Часы показывали одиннадцать, но на дворе казалось особенно пасмурно. Пьер встал, протер глаза и, увидав пистолет с вырезным ложем, который Герасим положил опять на письменный стол, Пьер вспомнил то, где он находился и что ему предстояло именно в нынешний день.
«Уж не опоздал ли я? – подумал Пьер. – Нет, вероятно, он сделает свой въезд в Москву не ранее двенадцати». Пьер не позволял себе размышлять о том, что ему предстояло, но торопился поскорее действовать.
Оправив на себе платье, Пьер взял в руки пистолет и сбирался уже идти. Но тут ему в первый раз пришла мысль о том, каким образом, не в руке же, по улице нести ему это оружие. Даже и под широким кафтаном трудно было спрятать большой пистолет. Ни за поясом, ни под мышкой нельзя было поместить его незаметным. Кроме того, пистолет был разряжен, а Пьер не успел зарядить его. «Все равно, кинжал», – сказал себе Пьер, хотя он не раз, обсуживая исполнение своего намерения, решал сам с собою, что главная ошибка студента в 1809 году состояла в том, что он хотел убить Наполеона кинжалом. Но, как будто главная цель Пьера состояла не в том, чтобы исполнить задуманное дело, а в том, чтобы показать самому себе, что не отрекается от своего намерения и делает все для исполнения его, Пьер поспешно взял купленный им у Сухаревой башни вместе с пистолетом тупой зазубренный кинжал в зеленых ножнах и спрятал его под жилет.
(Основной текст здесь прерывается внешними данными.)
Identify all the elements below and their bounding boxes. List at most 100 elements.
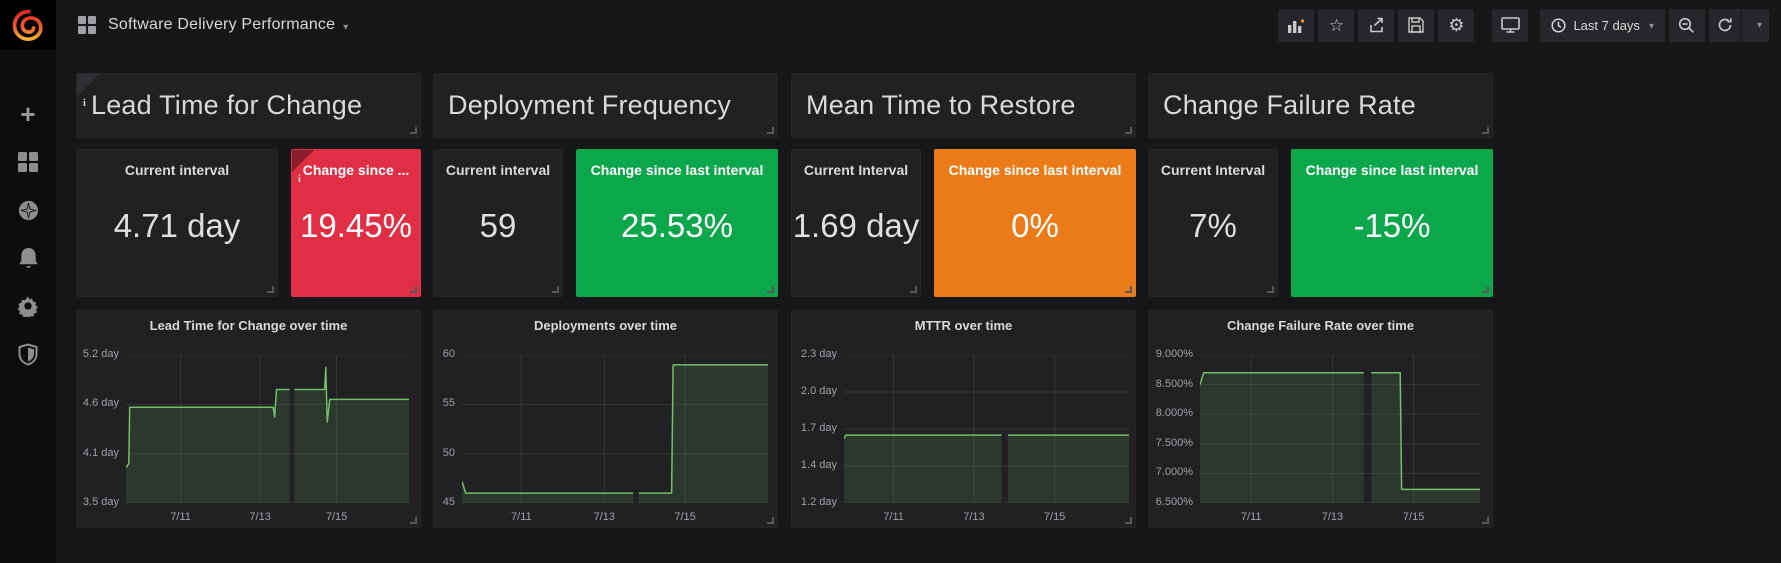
y-axis-tick-label: 8.500% (1155, 377, 1193, 390)
panel-info-corner[interactable]: i (77, 74, 99, 109)
x-axis-tick-label: 7/15 (325, 511, 348, 523)
panel-resize-handle[interactable] (267, 286, 274, 293)
panel-resize-handle[interactable] (1125, 127, 1132, 134)
sidebar-item-alerting[interactable] (16, 246, 40, 270)
sidebar: + (0, 50, 56, 563)
stat-panel: Change since last interval 25.53% (576, 149, 778, 297)
graph-panel: Lead Time for Change over time 5.2 day 4.6… (76, 310, 421, 528)
time-range-label: Last 7 days (1573, 17, 1640, 33)
stat-panel-title[interactable]: Current Interval (803, 162, 909, 178)
stat-panel-value: 0% (1011, 207, 1059, 244)
stat-panel-title[interactable]: Change since last interval (1305, 162, 1479, 178)
add-panel-button[interactable] (1278, 8, 1315, 42)
alerting-bell-icon (18, 247, 38, 268)
panel-resize-handle[interactable] (910, 286, 917, 293)
y-axis-tick-label: 2.0 day (800, 385, 837, 397)
graph-panel-title[interactable]: Deployments over time (533, 318, 678, 333)
y-axis-tick-label: 4.6 day (82, 397, 119, 410)
refresh-button[interactable]: ▾ (1708, 8, 1769, 42)
add-panel-icon (1287, 19, 1304, 33)
y-axis-tick-label: 3.5 day (82, 496, 119, 508)
time-range-picker[interactable]: Last 7 days ▾ (1540, 8, 1665, 42)
y-axis-tick-label: 45 (442, 496, 455, 508)
stat-panel-title[interactable]: Current Interval (1160, 162, 1266, 178)
sidebar-item-server-admin[interactable] (16, 342, 40, 366)
apps-grid-icon (78, 16, 96, 34)
info-icon: i (298, 174, 301, 185)
panel-resize-handle[interactable] (410, 127, 417, 134)
star-dashboard-button[interactable]: ☆ (1318, 8, 1355, 42)
panel-resize-handle[interactable] (1482, 286, 1489, 293)
y-axis-tick-label: 5.2 day (82, 348, 119, 360)
x-axis-tick-label: 7/11 (883, 511, 904, 523)
panel-resize-handle[interactable] (1125, 286, 1132, 293)
grafana-logo-button[interactable] (0, 0, 56, 50)
stat-panel-value: 1.69 day (792, 207, 920, 244)
graph-plot-area[interactable] (1199, 354, 1480, 504)
graph-plot-area[interactable] (843, 354, 1129, 504)
sidebar-item-configuration[interactable] (16, 294, 40, 318)
stat-panel-title[interactable]: Current interval (445, 162, 551, 178)
grafana-logo-icon (12, 9, 43, 42)
cycle-view-button[interactable] (1492, 8, 1529, 42)
graph-panel-title[interactable]: Lead Time for Change over time (149, 318, 348, 333)
shield-icon (18, 342, 38, 366)
stat-panel: Change since last interval 0% (934, 149, 1136, 297)
share-dashboard-button[interactable] (1358, 8, 1395, 42)
stat-panel-title[interactable]: Current interval (124, 162, 230, 178)
graph-panel-title[interactable]: Change Failure Rate over time (1226, 318, 1415, 333)
graph-plot-area[interactable] (461, 354, 768, 504)
sidebar-item-explore[interactable] (16, 198, 40, 222)
y-axis-tick-label: 50 (442, 446, 455, 459)
y-axis-tick-label: 1.4 day (800, 459, 837, 471)
graph-panel: MTTR over time 2.3 day 2.0 day 1.7 day 1.4 d… (791, 310, 1136, 528)
time-series-chart (125, 354, 409, 504)
x-axis-tick-label: 7/15 (1043, 511, 1066, 523)
panel-info-corner[interactable]: i (292, 150, 314, 185)
clock-icon (1551, 17, 1566, 33)
stat-panel: Current Interval 1.69 day (791, 149, 921, 297)
y-axis-tick-label: 4.1 day (82, 446, 119, 459)
panel-resize-handle[interactable] (1125, 517, 1132, 524)
zoom-out-time-button[interactable] (1668, 8, 1705, 42)
save-dashboard-button[interactable] (1398, 8, 1435, 42)
graph-panel-title[interactable]: MTTR over time (914, 318, 1013, 333)
stat-panel: Change since ... 19.45% i (291, 149, 421, 297)
refresh-interval-dropdown[interactable]: ▾ (1740, 8, 1769, 42)
stat-panel-title[interactable]: Change since ... (302, 162, 410, 178)
y-axis-tick-label: 8.000% (1155, 407, 1193, 420)
y-axis-tick-label: 7.500% (1155, 436, 1193, 449)
panel-resize-handle[interactable] (767, 286, 774, 293)
stat-panel: Current Interval 7% (1148, 149, 1278, 297)
stat-panel-value: 4.71 day (113, 207, 241, 244)
panel-resize-handle[interactable] (1482, 127, 1489, 134)
panel-resize-handle[interactable] (1267, 286, 1274, 293)
dashboard-title-dropdown[interactable]: Software Delivery Performance ▾ (78, 16, 348, 34)
panel-resize-handle[interactable] (552, 286, 559, 293)
panel-resize-handle[interactable] (410, 517, 417, 524)
stat-panel-title[interactable]: Change since last interval (590, 162, 764, 178)
panel-resize-handle[interactable] (410, 286, 417, 293)
configuration-gear-icon (17, 296, 38, 317)
panel-resize-handle[interactable] (767, 517, 774, 524)
refresh-icon-wrap (1709, 17, 1741, 33)
x-axis-tick-label: 7/13 (963, 511, 985, 523)
sidebar-item-create[interactable]: + (16, 101, 40, 127)
save-icon (1408, 17, 1425, 33)
panel-resize-handle[interactable] (1482, 517, 1489, 524)
title-caret-down-icon: ▾ (343, 21, 349, 33)
y-axis-tick-label: 7.000% (1155, 466, 1193, 479)
metric-header-title: Change Failure Rate (1163, 90, 1416, 120)
y-axis-tick-label: 1.2 day (800, 496, 837, 508)
stat-panel-title[interactable]: Change since last interval (948, 162, 1122, 178)
dashboard-settings-button[interactable]: ⚙ (1438, 8, 1475, 42)
panel-resize-handle[interactable] (767, 127, 774, 134)
time-range-caret-icon: ▾ (1648, 20, 1654, 32)
refresh-caret-icon: ▾ (1756, 19, 1762, 31)
x-axis-tick-label: 7/13 (1321, 511, 1344, 523)
share-icon (1370, 17, 1383, 32)
text-panel-header: Deployment Frequency (433, 73, 778, 138)
sidebar-item-dashboards[interactable] (16, 150, 40, 174)
stat-panel-value: 25.53% (621, 207, 733, 244)
graph-plot-area[interactable] (125, 354, 409, 504)
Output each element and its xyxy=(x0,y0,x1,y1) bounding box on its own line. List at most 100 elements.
Подпоясав кафтан и надвинув шапку, Пьер, стараясь не шуметь и не встретить капитана, прошел по коридору и вышел на улицу.
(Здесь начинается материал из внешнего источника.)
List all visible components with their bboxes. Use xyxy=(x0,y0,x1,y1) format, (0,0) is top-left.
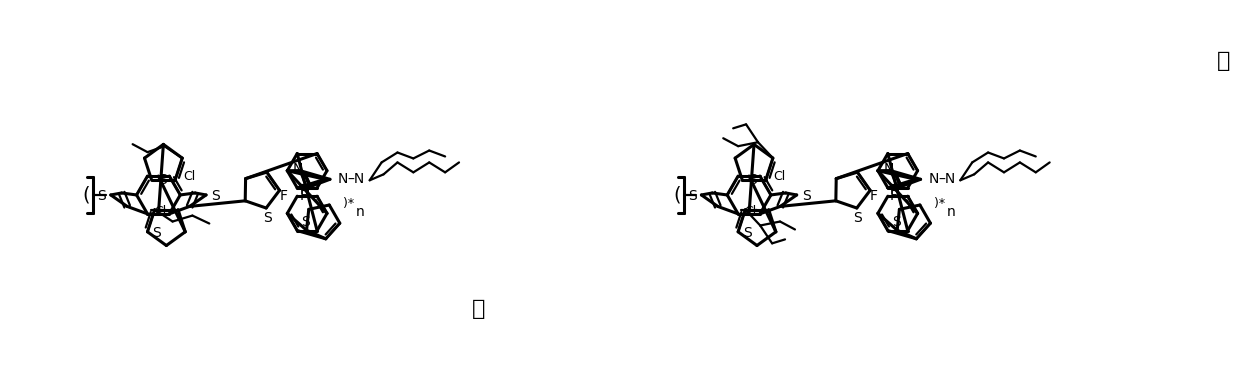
Text: Cl: Cl xyxy=(744,205,756,218)
Text: S: S xyxy=(301,215,310,229)
Text: S: S xyxy=(153,226,161,240)
Text: S: S xyxy=(853,211,862,225)
Text: F: F xyxy=(870,189,878,203)
Text: N: N xyxy=(293,162,303,176)
Text: F: F xyxy=(299,189,308,203)
Text: S: S xyxy=(263,211,272,225)
Text: F: F xyxy=(890,189,898,203)
Text: S: S xyxy=(97,189,105,203)
Text: N: N xyxy=(890,183,900,197)
Text: –N: –N xyxy=(939,172,956,186)
Text: F: F xyxy=(279,189,288,203)
Text: S: S xyxy=(157,173,166,187)
Text: n: n xyxy=(946,205,956,219)
Text: (: ( xyxy=(673,186,681,204)
Text: n: n xyxy=(356,205,365,219)
Text: )*: )* xyxy=(934,197,949,209)
Text: –N: –N xyxy=(348,172,365,186)
Text: Cl: Cl xyxy=(154,205,166,218)
Text: Cl: Cl xyxy=(184,170,195,183)
Text: )*: )* xyxy=(343,197,358,209)
Text: N: N xyxy=(299,183,310,197)
Text: S: S xyxy=(748,173,758,187)
Text: Cl: Cl xyxy=(774,170,786,183)
Text: 或: 或 xyxy=(472,299,486,319)
Text: S: S xyxy=(688,189,697,203)
Text: 。: 。 xyxy=(1216,51,1230,71)
Text: S: S xyxy=(893,215,901,229)
Text: S: S xyxy=(801,189,811,203)
Text: S: S xyxy=(743,226,751,240)
Text: N: N xyxy=(929,172,939,186)
Text: (: ( xyxy=(82,186,91,204)
Text: N: N xyxy=(883,162,894,176)
Text: S: S xyxy=(211,189,219,203)
Text: N: N xyxy=(339,172,348,186)
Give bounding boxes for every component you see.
Тот пожар, на который так равнодушно смотрел он накануне вечером, за ночь значительно увеличился. Москва горела уже с разных сторон. Горели в одно и то же время Каретный ряд, Замоскворечье, Гостиный двор, Поварская, барки на Москве реке и дровяной рынок у Дорогомиловского моста.
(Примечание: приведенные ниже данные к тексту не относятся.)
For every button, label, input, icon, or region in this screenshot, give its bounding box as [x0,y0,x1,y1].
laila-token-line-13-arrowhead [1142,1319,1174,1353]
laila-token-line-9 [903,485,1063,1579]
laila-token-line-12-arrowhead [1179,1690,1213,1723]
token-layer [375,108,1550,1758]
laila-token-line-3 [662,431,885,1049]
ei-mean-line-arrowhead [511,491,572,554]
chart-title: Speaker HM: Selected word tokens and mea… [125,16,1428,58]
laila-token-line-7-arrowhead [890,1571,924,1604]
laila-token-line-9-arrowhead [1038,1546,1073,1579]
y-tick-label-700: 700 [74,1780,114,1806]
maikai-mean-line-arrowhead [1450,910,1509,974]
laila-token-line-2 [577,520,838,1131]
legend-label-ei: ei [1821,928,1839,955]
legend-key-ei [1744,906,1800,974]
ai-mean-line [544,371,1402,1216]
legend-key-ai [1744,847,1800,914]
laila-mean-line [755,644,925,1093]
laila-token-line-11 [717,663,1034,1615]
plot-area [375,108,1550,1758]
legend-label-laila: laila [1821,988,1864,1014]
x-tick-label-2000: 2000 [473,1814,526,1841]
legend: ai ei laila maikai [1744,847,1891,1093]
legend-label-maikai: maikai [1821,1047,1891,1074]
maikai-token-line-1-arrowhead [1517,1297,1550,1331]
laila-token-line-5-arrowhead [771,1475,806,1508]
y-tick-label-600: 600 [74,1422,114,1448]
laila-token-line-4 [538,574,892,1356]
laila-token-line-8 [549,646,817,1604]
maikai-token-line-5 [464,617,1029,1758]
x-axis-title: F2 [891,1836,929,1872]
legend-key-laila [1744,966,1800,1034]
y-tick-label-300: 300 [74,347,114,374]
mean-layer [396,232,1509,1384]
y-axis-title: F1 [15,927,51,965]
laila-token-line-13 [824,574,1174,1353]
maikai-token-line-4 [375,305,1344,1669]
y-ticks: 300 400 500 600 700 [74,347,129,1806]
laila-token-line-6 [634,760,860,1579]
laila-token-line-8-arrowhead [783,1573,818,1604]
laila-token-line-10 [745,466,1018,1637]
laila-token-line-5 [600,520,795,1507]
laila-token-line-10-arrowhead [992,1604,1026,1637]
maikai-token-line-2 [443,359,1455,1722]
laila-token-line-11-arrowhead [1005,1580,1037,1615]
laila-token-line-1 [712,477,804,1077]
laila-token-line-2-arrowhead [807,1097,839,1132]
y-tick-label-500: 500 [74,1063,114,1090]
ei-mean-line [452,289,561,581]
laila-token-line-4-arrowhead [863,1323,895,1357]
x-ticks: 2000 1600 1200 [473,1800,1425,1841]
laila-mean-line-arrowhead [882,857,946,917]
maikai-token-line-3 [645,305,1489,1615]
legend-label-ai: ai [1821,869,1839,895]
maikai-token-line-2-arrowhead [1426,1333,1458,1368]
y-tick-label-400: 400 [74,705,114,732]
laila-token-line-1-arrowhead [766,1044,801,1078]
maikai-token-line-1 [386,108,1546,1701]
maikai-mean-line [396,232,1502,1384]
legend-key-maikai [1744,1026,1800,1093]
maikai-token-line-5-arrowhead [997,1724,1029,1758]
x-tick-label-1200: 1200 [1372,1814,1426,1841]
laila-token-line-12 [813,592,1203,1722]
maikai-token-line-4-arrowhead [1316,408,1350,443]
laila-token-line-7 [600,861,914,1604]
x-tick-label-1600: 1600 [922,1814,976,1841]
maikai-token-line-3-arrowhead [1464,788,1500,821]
Путь Пьера лежал через переулки на Поварскую и оттуда на Арбат, к Николе Явленному, у которого он в воображении своем давно определил место, на котором должно быть совершено его дело. У большей части домов были заперты ворота и ставни. Улицы и переулки были пустынны. В воздухе пахло гарью и дымом. Изредка встречались русские с беспокойно робкими лицами и французы с негородским, лагерным видом, шедшие по серединам улиц. И те и другие с удивлением смотрели на Пьера. Кроме большого роста и толщины, кроме странного мрачно сосредоточенного и страдальческого выражения лица и всей фигуры, русские присматривались к Пьеру, потому что не понимали, к какому сословию мог принадлежать этот человек. Французы же с удивлением провожали его глазами, в особенности потому, что Пьер, противно всем другим русским, испуганно или любопытна смотревшим на французов, не обращал на них никакого внимания. У ворот одного дома три француза, толковавшие что то не понимавшим их русским людям, остановили Пьера, спрашивая, не знает ли он по французски?